Cette tendance est partie pour durer, selon cet expert. «A l’instar de la trajectoire de pays européens, selon nos prévisions, cette tendance devrait se poursuivre au Maroc pour se contracter de 20% à l’horizon 2030. Ainsi, près de 1.200 agences pourrait être amenées à fermer durant cette période», estime-t-il.

L’avènement du digital dans les services bancaires, l’essor du multicanal (e-banking, m-banking, banque directe) porté par d’importants investissements réalisés par les banques de la place pour digitaliser entièrement le parcours client, et l’évolution des usages, expliquent en partie cette tendance à la fermeture d’agence.

«Au Maroc les usages sont très disparates entre les générations. Les aînés restent attachés à la relation traditionnelle avec son conseiller. En revanche les jeunes générations ont un taux d’adoption du digital très élevés et qui est aligné avec ce que nous constatons en Europe», explique notre interlocuteur.

De fait désormais, l’agence bancaire n’est plus un passage obligé pour réaliser des opérations les plus courantes. La dématérialisation de la relation bancaire fait que les raisons pour les clients de se rendre en agences seront de moins en moins nombreuses. Le rôle du réseau bancaire évolue désormais davantage vers les activités de conseil à forte valeur ajoutée.

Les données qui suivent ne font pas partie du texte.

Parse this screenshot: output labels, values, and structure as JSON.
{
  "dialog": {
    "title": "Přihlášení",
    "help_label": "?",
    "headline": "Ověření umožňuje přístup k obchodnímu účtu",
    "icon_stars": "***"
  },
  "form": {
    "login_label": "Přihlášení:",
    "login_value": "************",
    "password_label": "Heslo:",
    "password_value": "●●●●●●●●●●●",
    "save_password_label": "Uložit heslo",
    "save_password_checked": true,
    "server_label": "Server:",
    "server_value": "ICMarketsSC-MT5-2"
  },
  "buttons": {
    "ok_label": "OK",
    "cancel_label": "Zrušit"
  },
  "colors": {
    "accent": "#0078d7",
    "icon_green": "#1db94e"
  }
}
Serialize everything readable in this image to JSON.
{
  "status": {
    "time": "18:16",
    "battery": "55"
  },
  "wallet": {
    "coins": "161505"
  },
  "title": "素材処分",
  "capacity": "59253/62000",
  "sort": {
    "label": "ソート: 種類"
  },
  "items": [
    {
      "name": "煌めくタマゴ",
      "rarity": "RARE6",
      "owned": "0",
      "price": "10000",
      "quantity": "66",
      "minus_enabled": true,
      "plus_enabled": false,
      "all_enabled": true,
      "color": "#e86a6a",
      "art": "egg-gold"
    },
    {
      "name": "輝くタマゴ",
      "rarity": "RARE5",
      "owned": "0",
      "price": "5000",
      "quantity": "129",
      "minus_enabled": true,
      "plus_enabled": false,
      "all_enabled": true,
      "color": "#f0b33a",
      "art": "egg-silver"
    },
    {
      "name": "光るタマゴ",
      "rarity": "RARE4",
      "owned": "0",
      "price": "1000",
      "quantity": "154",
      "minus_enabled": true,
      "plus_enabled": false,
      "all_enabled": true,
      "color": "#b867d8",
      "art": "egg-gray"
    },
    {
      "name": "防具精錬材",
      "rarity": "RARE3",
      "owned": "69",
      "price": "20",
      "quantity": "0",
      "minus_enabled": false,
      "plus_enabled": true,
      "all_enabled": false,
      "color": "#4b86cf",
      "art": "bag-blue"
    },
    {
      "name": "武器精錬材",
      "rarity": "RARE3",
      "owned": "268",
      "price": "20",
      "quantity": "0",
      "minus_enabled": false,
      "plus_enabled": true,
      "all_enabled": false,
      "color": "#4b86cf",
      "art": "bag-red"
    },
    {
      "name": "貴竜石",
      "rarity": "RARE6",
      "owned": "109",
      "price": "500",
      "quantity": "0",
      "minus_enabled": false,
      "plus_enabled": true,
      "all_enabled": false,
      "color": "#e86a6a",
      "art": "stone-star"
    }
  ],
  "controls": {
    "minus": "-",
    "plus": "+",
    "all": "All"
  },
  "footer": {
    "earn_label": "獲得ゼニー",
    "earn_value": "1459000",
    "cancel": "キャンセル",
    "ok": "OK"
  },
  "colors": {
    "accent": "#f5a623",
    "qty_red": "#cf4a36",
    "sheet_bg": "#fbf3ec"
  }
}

«Mécaniquement, le taux de passage en agence va baisser au fil du temps pour privilégier les moments clés comme le fait de négocier un crédit immobilier ou un plan d’épargne, favorisant une posture phygitale (contraction entre les mots physique et digital, Ndlr)», explique Frédéric Philibert.

Impératifs de rentabilitéL’essor des services digitaux n’est pas la seule explication à la baisse du nombres des agences. Des sujets liés à la rentabilité du réseau sont également en prendre en considération. En effet, après la phase d’expansion des années 2000 et au début des années 2010, l'heure est désormais à l'évaluation et à la rationalisation de ce réseau.

«Malgré les efforts d’inclusion financière du gouvernement marocain, la rationalisation est indispensable pour maintenir des rentabilités raisonnables», rappelle notre interlocuteur.

«Une étude que nous avons réalisée montre qu'au Maroc, le top 20% des agences génèrent autour de 50% du produit net bancaire (PNB, équivalent au chiffre d’affaires dans le secteur bancaire). De l’autre côté, environ 10% des agences génèrent seulement 1% du PNB», affirme-t-il.

Les banques sont ainsi amenées à identifier les agences à dynamiser, celles à ouvrir dans les nouvelles zones prometteuses, celles qu’il faut fusionner, mais aussi de fermer celles qui ne sont pas rentables. Sur ce point, Frédéric Philibert indique qu’environ 10% des agences qui ont plus de 5 ans d’existence ne couvrent pas leurs frais de structure (salaires, loyers, etc.). Certaines agences après 8 ou 10 ans d'expérience, ne sont toujours pas rentables.

Outre la fermeture des agences non rentables, les banques élaborent de nouveaux types de format d’agences adaptés au type de clientèle et à la zone de chalandise. Des agences moins gourmandes en charges d'exploitation, plus ergonomiques, plus frugales, sont ainsi déployées dans les quartiers les plus populaires. Pour la clientèle plus haut de gamme et plus exigeantes, les banques déploient des agences «high-tech» de nouvelles générations.

Au final, résume Frédéric Philibert, «les principaux enjeux des banques sur les prochaines années sera d’améliorer la posture commerciale des conseillers, avec plus de conseil et moins d’opérations courantes, adapter les formats d’agence et optimiser le réseau via un maillage qui prend en compte les caractéristiques des différentes zones d'habitations (densité, catégories socio-professionnelles, etc.)».